At 18, Livingston graduated from Cibola High School in Albuquerque, N.M., enlisted and left for basic training on May 30, 2001, months before the events of Sept.11 changed the world.

He made a choice to sacrifice his youth because he believed in something.

“I wanted to create a better world for my nieces and for my family to live in,” Livingston said.

He was trained as an intelligence analyst and counter-terrorism specialist. During his eight year stint, Livingston was deployed on multiple tours, which included being in Korea for a year, Iraq for three years total and Afghanistan for eight months.

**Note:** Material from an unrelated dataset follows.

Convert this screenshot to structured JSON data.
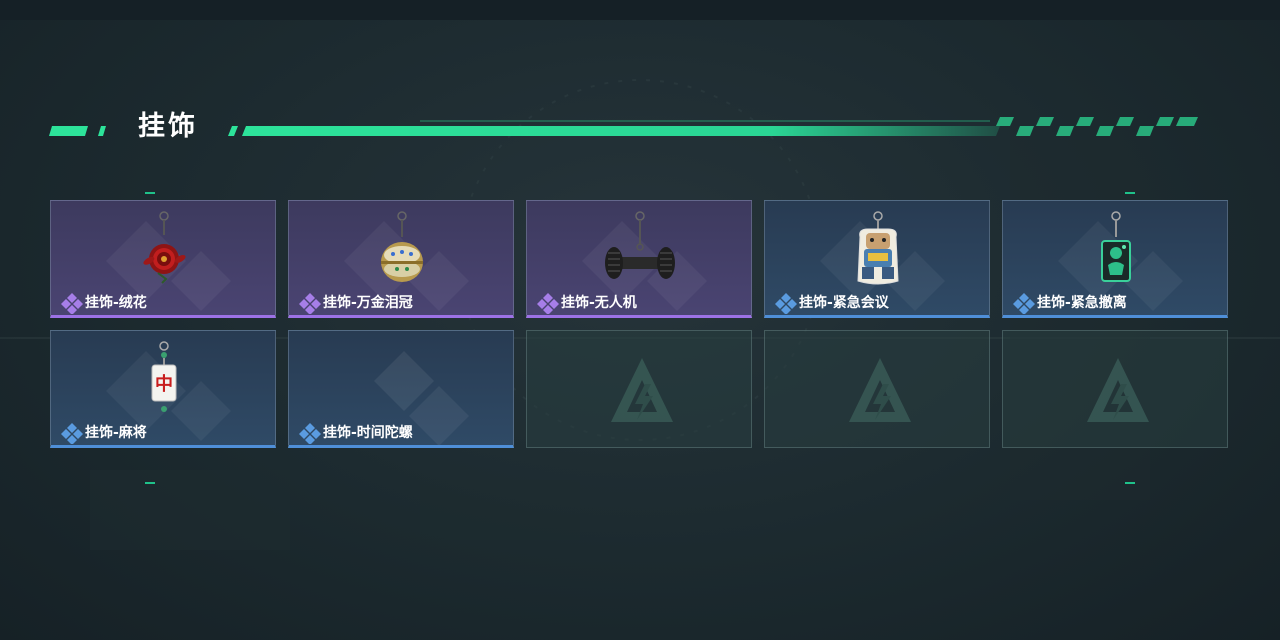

“I don’t really think there are parallels (between Lipscomb and the Army), because you are coming from an environment where you are expected to show up to an environment where no one really cares if you show up,” Livingston said.

“It is a lot different because if you don’t do your job in the Army you’re likely to die or get people you care about killed.”

As a non-commissioned officer, he was in charge of soldiers and every aspect of their lives. In the transition from that to college student he was basically going from a highly regulated environment of rules and regulations to that of one which is very laid back and wasn’t responsible for much of anything other than himself.

Perhaps the most historic of his duties involved the invasion of Iraq.

The unit prepped for the invasion by conducting training in the Kuwaiti desert, along the border of the country.

Once his unit was sent into Iraq they began the weeklong drive into Baghdad, driving anywhere from 16-18 hours straight in a day in the middle of the desert staying off the roads. During this drive, the unit was caught in a sandstorm that lasted nearly two days.

“It was like living on Mars,” he said. “It was so weird; all this sand would kick up and even during the day it felt like dusk, but everything was red because of the dust.”

Once in Baghdad, they had day-to-day duties, involving peace-keeping, taking of prisoners and offering ground-support for aircraft.

In setting up the center of operations they took over a bombed-out building the soldiers dubbed “Hotel California.”

The troops lived in an old travel agency with offices and rooms they could occupy. The groups of people such as supply, intelligence and operations would all sleep in separate rooms in the old offices.

Using wire, they established temporary jail cells, where they could keep and interrogate prisoners of war.

That was just one of many Army experiences that he recounts, events that he says made him what he is today.

“Do I wish I was 20 again? Yes. But would I trade all my experiences to go back and make another decision for a life that could have been? No. I am the man I am today because of the experiences I have had and I wouldn’t change that.”